Paris: Centre right party has emerged as the official winner of French regional elections despite a surge of support for the National Front.
On Sunday, Mr Sarkozy saluted the party’s decision to unite with the centrists for the polls. “This mobilisation should not lead us to forget the warning sent to all political leaders in the first round,” he said. The Socialist party, which had triumphed in the previous 2010 regional elections, suffered a beating.
But the poor economic record of President François Hollande including record high unemployment had left many dreading a more crushing defeat. But the former president is left with tougher choices than the far-right party and even the ruling Socialist party, ahead of the presidential elections in 2017.

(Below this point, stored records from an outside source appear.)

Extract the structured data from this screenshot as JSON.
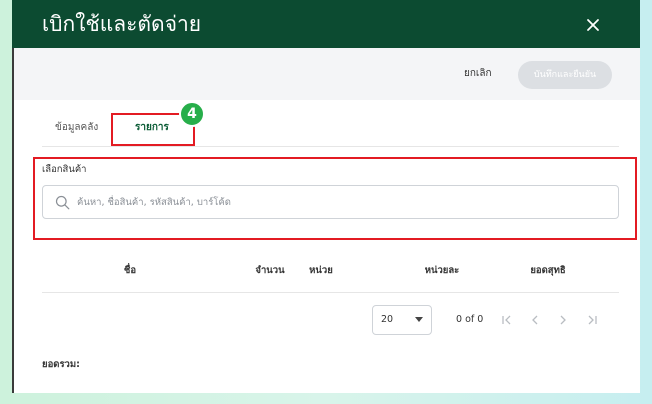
{
  "modal": {
    "title": "เบิกใช้และตัดจ่าย",
    "close_icon": "close-icon"
  },
  "actions": {
    "cancel_label": "ยกเลิก",
    "confirm_label": "บันทึกและยืนยัน"
  },
  "tabs": [
    {
      "label": "ข้อมูลคลัง",
      "active": false
    },
    {
      "label": "รายการ",
      "active": true
    }
  ],
  "annotation": {
    "step": "4"
  },
  "product_picker": {
    "label": "เลือกสินค้า",
    "placeholder": "ค้นหา, ชื่อสินค้า, รหัสสินค้า, บาร์โค้ด",
    "value": "",
    "icon": "search-icon"
  },
  "table": {
    "columns": [
      "ชื่อ",
      "จำนวน",
      "หน่วย",
      "หน่วยละ",
      "ยอดสุทธิ"
    ],
    "rows": []
  },
  "pagination": {
    "page_size": "20",
    "range": "0 of 0",
    "icons": [
      "first-page-icon",
      "prev-page-icon",
      "next-page-icon",
      "last-page-icon"
    ]
  },
  "summary": {
    "total_label": "ยอดรวม:"
  },
  "colors": {
    "header_bg": "#0c4b31",
    "accent": "#0b5c36",
    "annotation": "#e31b23",
    "badge": "#27ae4a"
  }
}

The Republicans, who joined forces with the centrists, won seven regions out of 13 on Sunday, including Ile de France and Rhône-Alpes, two economic centres. Meanwhile, the Socialist party retained five regions. Local nationalists won in Corsica.
But in Nord-Pas-de-Calais and the southern region of Provence-Alpes-Côte d’Azur, centre-right candidates only managed to fend off the FN with votes from the left, after the Socialist party instructed its candidates to step aside to help defeat the far-right party.
“I want to thank Socialist voters who clearly voted to bar” said Xavier Bertrand, who won in the north, a former coal-mining Socialist stronghold.
The twist deprives Mr Sarkozy of a sweeping validation of his strategy to lean to the right to try and recapture part of the FN’s electorate. The lack of clarity may fuel internal rivalries between those backing a rightward shift and those, including Alain Juppé, who advocate a move to the centre, according to Bruno Cautrès.
“It’s complicated for Nicolas Sarkozy because it’s not a clear victory,” Mr Cautrès says. On the plus side for the president, the poll has helped the Socialist party reassert its leadership over the other leftist groups: The green party, which left the government last year after disagreeing with the president’s pro-business shift, suffered big losses. This validates the shift to the centre initiated last year by Manuel Valls, the reformist prime minister.
On Sunday, the premier showed no willingness to review his market-oriented policies. “I measure my responsibility. I will act without respite and faster to get results,” Mr Valls said.
By sacrificing candidates in two regions, President Hollande has also positioned himself as the true opponent to the National Front, a posture that he will probably keep until the presidential elections when he seeks a second term, reflects Mr Cautrès.
By contrast, Mr Sarkozy’s message was blurred: he instructed his candidates to neither strike a deal with the Socialists nor withdraw from the race even when they had little chance of beating the FN.
For Ms Le Pen, the polls are a disappointment and a personal defeat since she ran in Nord-Pas-de-Calais. The FN party leader counted on at least one regional government to build her operations and a track record ahead of 2017.
But the anti-FN campaign in the second round gives strength to her portrayal of a political caste that strikes deals to exclude her. This could galvanise her electorate, says Laurent Bouvet, a professor at Versailles university.